With Trial Entering Its 473rd Year, New Research Shows Consumers Still Swapping Like Crazy
Because the fat lady absolutely refuses to sing, here’s the latest on the Napster trial.

The record industry is schlepping its briefs to federal court in San Francisco today to request a summary judgment against Napster in its long-running—and critically acclaimed—copyright infringement lawsuit against the renegade swappery.

"We will argue in front of Judge (Marilyn Hall) Patel on Wednesday, seeking a summary judgment against Napster on the issue of liability, which would in essence leave for trial only the amount of damages and the nature of the injunction," said record industry barrister Russell "The Muscle" Frackman.

In a move that could never be called shocking, Napster lawyers will oppose the request and argue for a full trial to determine its liability. Hooray for a full trial! Hooray for prolonged coverage of Napster litigation! Hooray! The company faces potentially billions of dollars in damages due to the lawsuit.

The big five labels first sued Napster in December 1999. Napster has been idle since this July as a result of Judge Patel’s preliminary injunction against the company.

Sources close to Napster, which is trying to transform itself into a secure, membership-charging service, said they do not believe a summary judgment is appropriate. They want the case to be taken to trial because there are so many factual issues that need to be addressed. And also because music fans are never sated with stories about Napster in court.

In other good news for both the once wildly popular file-swapping site and the litigation-minded labels, Jupiter Media Metrix today reported that the number of users of file-swapping applications other than Napster grew 492%, with unique users in the U.S. increasing from 1.2 million in March 2001 to 6.9 million in August 2001. Meanwhile, unique users of the Napster application, which still can be used for organizing and playing music files, decreased 49% over the same period. Napster had 10.8 million unique users in March 2001 and 5.5 million in August 2001.

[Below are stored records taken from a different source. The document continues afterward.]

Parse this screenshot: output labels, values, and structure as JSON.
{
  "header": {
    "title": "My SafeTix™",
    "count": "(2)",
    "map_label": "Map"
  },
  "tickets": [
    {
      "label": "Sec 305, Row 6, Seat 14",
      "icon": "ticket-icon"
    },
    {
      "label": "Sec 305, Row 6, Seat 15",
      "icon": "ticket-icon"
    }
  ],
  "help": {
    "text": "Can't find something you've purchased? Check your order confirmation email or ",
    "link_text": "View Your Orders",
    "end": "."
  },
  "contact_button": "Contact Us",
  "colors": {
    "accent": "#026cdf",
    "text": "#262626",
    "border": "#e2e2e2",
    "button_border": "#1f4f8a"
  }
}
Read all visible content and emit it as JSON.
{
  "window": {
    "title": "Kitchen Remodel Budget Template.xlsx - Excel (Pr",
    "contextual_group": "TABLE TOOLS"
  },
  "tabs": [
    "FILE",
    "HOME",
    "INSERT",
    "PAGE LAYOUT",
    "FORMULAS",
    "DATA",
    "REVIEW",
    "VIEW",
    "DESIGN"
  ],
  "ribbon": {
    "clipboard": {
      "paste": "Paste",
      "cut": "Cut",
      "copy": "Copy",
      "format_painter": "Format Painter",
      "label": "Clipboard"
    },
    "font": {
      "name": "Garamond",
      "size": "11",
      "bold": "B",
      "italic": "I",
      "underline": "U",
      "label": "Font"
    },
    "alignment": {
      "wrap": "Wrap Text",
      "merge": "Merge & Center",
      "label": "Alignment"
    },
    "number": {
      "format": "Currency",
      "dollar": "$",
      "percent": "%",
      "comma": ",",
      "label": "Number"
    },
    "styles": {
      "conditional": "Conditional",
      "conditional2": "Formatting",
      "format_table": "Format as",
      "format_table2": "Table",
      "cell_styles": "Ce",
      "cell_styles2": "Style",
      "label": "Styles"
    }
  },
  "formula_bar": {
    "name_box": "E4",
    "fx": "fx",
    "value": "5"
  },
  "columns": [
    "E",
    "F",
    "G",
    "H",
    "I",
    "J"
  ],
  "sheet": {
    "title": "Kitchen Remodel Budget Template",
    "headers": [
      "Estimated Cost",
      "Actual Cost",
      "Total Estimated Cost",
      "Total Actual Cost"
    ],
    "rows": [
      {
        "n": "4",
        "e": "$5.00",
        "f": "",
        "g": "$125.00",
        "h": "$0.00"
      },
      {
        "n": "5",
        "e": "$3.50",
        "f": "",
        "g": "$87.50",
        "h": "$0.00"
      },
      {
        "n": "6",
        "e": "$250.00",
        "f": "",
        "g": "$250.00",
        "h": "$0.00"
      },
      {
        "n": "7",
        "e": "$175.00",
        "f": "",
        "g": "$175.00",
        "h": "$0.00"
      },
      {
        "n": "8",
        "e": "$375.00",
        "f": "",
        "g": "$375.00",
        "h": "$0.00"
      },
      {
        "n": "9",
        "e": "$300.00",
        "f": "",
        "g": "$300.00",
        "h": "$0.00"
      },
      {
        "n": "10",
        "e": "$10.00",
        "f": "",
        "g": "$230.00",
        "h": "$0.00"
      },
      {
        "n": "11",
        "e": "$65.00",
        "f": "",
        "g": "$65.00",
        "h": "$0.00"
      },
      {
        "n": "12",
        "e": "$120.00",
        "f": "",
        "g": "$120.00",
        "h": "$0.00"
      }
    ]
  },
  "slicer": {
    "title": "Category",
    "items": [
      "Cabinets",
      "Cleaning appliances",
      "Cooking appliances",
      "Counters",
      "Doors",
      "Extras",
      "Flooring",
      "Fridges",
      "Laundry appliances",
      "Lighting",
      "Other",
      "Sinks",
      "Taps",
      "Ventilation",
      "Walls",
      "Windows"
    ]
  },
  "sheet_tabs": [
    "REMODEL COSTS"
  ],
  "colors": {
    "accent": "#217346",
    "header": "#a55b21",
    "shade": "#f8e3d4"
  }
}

Four file-sharing alternatives, all of which entered the Media Metrix ratings reports in June 2001, have quickly been gaining ground: Morpheus with 2.3 million unique users in August 2001 (up 186% from June 2001), Kazaa Media Desktop (1.3 million users, up 157%), Winmx (1.2 million users, up 91%), and Aimster (927,000 users, up 74%).

"The Media Metrix ratings indicate that a strong fan base still exists for file-swapping services," said Jupiter Media Metrix VP, Media Research Charles Buchwalter. "While Napster has been on the decline, users have been flocking to the new alternatives."